Beritaasatu – Komisi Pemberantasan Korupsi (KPK) memastikan akan mempelajari terkait proyek kereta api cepat Jakarta-Bandung yang bekerjasama antara BUMN dengan China Railway Construction.
Pasalnya, petinggi China Railway Corporation (CRC) Ji Wenlin dan Zhou Yong Kang yang ditangkap karena kasus korupsi di proyek kereta cepat China di Thailand dan keduanya menyempatkan hadir saat ground breaking dan dikabarkan telah memberi uang 5 Juta dollar AS kepada Menteri BUMN Rini Soemarno dalam proyek tersebut.

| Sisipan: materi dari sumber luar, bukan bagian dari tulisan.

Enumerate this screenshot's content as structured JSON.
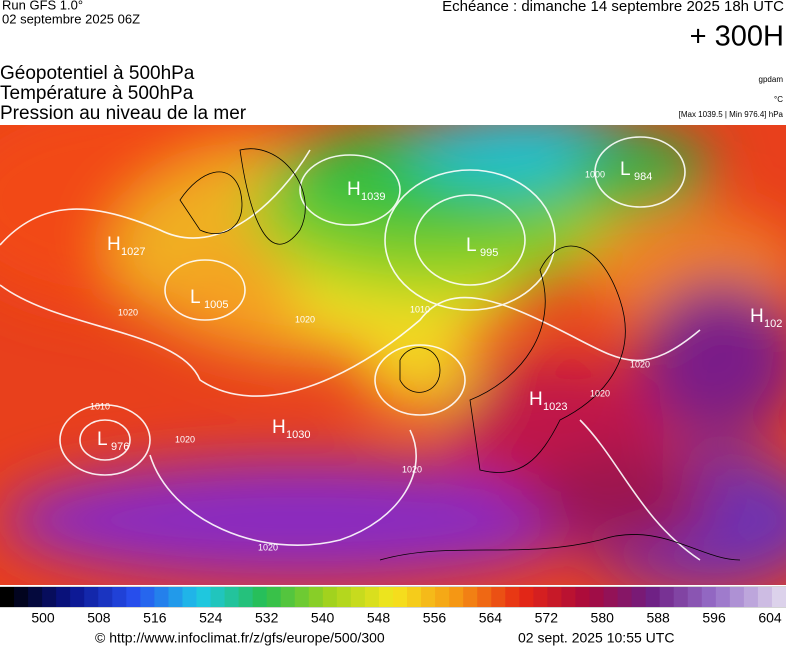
{
  "header": {
    "run": "Run GFS 1.0°",
    "date": "02 septembre 2025 06Z",
    "echeance": "Echéance : dimanche 14 septembre 2025 18h UTC",
    "lead": "+ 300H",
    "titles": [
      "Géopotentiel à 500hPa",
      "Température à 500hPa",
      "Pression au niveau de la mer"
    ],
    "units": [
      "gpdam",
      "°C",
      "[Max 1039.5 | Min 976.4] hPa"
    ]
  },
  "centers": [
    {
      "type": "H",
      "value": "1027"
    },
    {
      "type": "L",
      "value": "1005"
    },
    {
      "type": "H",
      "value": "1039"
    },
    {
      "type": "L",
      "value": "995"
    },
    {
      "type": "L",
      "value": "984"
    },
    {
      "type": "H",
      "value": "102"
    },
    {
      "type": "H",
      "value": "1023"
    },
    {
      "type": "H",
      "value": "1030"
    },
    {
      "type": "L",
      "value": "976"
    }
  ],
  "isobar_labels": [
    "1020",
    "1020",
    "1020",
    "1020",
    "1020",
    "1020",
    "1010",
    "1010",
    "1000",
    "1020"
  ],
  "colorbar": {
    "ticks": [
      500,
      508,
      516,
      524,
      532,
      540,
      548,
      556,
      564,
      572,
      580,
      588,
      596,
      604
    ]
  },
  "footer": {
    "url": "© http://www.infoclimat.fr/z/gfs/europe/500/300",
    "stamp": "02 sept. 2025 10:55 UTC"
  }
}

“Prinsipnya, berita itu baik atau bohong cepat atau lambat bisa dipelajari,” ungkap Wakil Ketua KPK Saut Situmorang, Rabu (13/4/2016).

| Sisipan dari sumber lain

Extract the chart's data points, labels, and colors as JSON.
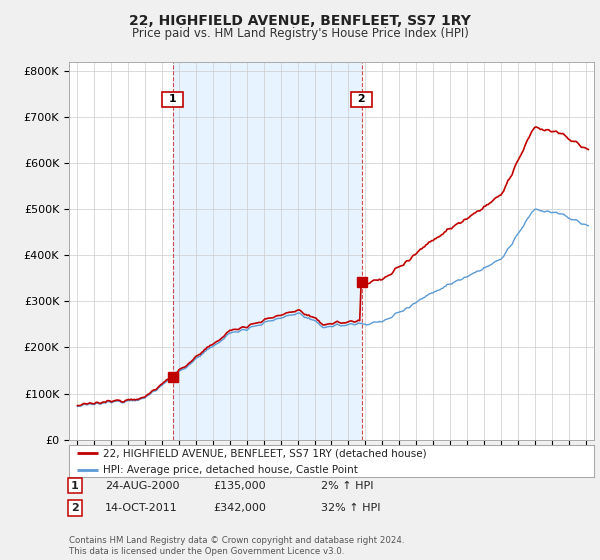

Tak hanya itu, Saut menegaskan jika proyek tersebut ada kaitannya dalam dugaan tindak pidana korupsi atau gratifikasi yang tidak dilaporkannya, maka itu adalah kewenangan dari lembaganya.
“Prinsipnya, kalau ada korupsi atau gratifikasi yang tidak dilaporkan, itu area kita,” tukasnya.